Wood's analysis raises
a number of important questions; because of space constraints, I can only
address what I perceive to be the most pressing. They concern, first, his
reading of the fundamental problem of West's prophetic pragmatism, and second,
his proposal for a return to a Marxist interpretation of power, but more
rigorously executed to demystify God-talk and thereby to truly engage the pragmata of existence. Wood says of West
that he has insufficiently demystified theological speech in his discourse by
retaining its most problematic metaphysical moments. The retention of this
mystifying moment creates the space for further mystifications around a
cultural, indeed, a multicultural interpretation of race with its problematic,
that is, Foucaultian, understanding of power. But is this really the problem
with West's prophetic pragmatism, especially as it is rooted in his early
programmatic calls for a radical African American Christianity? For what most
afflicts West's work from its inception is its abstract, one could say,
non-pragmatic, vision of Christian identity as not concretely embodied in the
world. The problem I found in Locke's critical pragmatism applies as well to
West's prophetic pragmatism. Abstracting African American Christianity leads
West to negotiate a Marxist or Foucaultian vision of power for the
interpretation of what besets the modern world on matters of race and beyond.
But Wood's own proposal
to make West more rigorously Marxist and pragmatic through an appropriation of
insights from Charles H. Long gets us no further. For he too accepts West's
fundamental bracketing of Christianity. For neither West nor Wood is Christianity
a socially constituted, embodied, and therefore concrete mode of life, which
encodes a form of socio-political existence that participates in the
trinitarian dynamism through Jesus Christ. Having made this decision to bracket
Christianity, it can never be asked: What conception of power inheres in
Christian existence, and how does this mode of power exceed both Marxist and
Foucaultian visions of power?
Having raised these
questions about Wood's reading of West, a final problem demands mention insofar
as it is central to a consideration of pragmatism. Whatever incompatibilities
there may be between Marxism and Christianity resulting from their respective
"faith claims," as West calls them, there remains the question of
whether supplanting capitalism with a Marxist-inspired economics and politics
simply replaces one form of tyranny with another. Is it not the case that a
Marxist-inspired economics, with attendant policies like the equitable
redistribution of goods and so forth, is finally coercive? And is not coercion
but another form of abstraction from the pragmata
of existence? I do not raise these questions as an argument for the veracity of
capitalism as such. Rather, I raise them to suggest that the turn to a
wholesale Marxism is itself fraught with "un-pragmatic" difficulties.

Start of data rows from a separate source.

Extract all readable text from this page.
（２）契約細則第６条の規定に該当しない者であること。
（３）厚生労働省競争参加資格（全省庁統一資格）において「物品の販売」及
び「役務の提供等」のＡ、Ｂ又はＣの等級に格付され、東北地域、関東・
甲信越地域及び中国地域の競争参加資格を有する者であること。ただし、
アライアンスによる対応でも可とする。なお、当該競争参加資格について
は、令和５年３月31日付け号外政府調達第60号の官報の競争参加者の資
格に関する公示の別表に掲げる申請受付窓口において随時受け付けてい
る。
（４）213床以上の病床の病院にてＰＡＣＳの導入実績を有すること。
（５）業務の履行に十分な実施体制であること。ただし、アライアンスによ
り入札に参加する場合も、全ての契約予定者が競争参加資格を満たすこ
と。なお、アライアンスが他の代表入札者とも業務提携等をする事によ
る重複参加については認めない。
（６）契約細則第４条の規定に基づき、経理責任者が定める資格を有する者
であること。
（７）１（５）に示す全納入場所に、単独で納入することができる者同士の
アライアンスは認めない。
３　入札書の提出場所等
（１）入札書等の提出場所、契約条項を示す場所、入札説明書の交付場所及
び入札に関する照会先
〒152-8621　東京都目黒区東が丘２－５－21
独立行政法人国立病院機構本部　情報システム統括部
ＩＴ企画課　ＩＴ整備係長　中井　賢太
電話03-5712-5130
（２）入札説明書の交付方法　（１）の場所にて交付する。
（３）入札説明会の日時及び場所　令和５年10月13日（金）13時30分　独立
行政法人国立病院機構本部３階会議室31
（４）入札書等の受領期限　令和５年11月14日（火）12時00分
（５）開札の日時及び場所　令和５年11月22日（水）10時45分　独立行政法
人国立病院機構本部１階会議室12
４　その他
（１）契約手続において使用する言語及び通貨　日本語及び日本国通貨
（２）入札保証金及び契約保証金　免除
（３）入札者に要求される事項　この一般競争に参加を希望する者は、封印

But I also raise the question to clear the way for a reconsideration of
Christianity as, in its concreteness, already entailing a mode of existence
that operates according to a politics and even economics of suffering charity.
In such a politics, driven as it is by freedom, the incarnate God can actually
accomplish the ends of Marxism non-coercively.
1 For a more detailed discussion of the modern construction
of race, see my Race: A Theological
Account, forthcoming from Oxford University Press.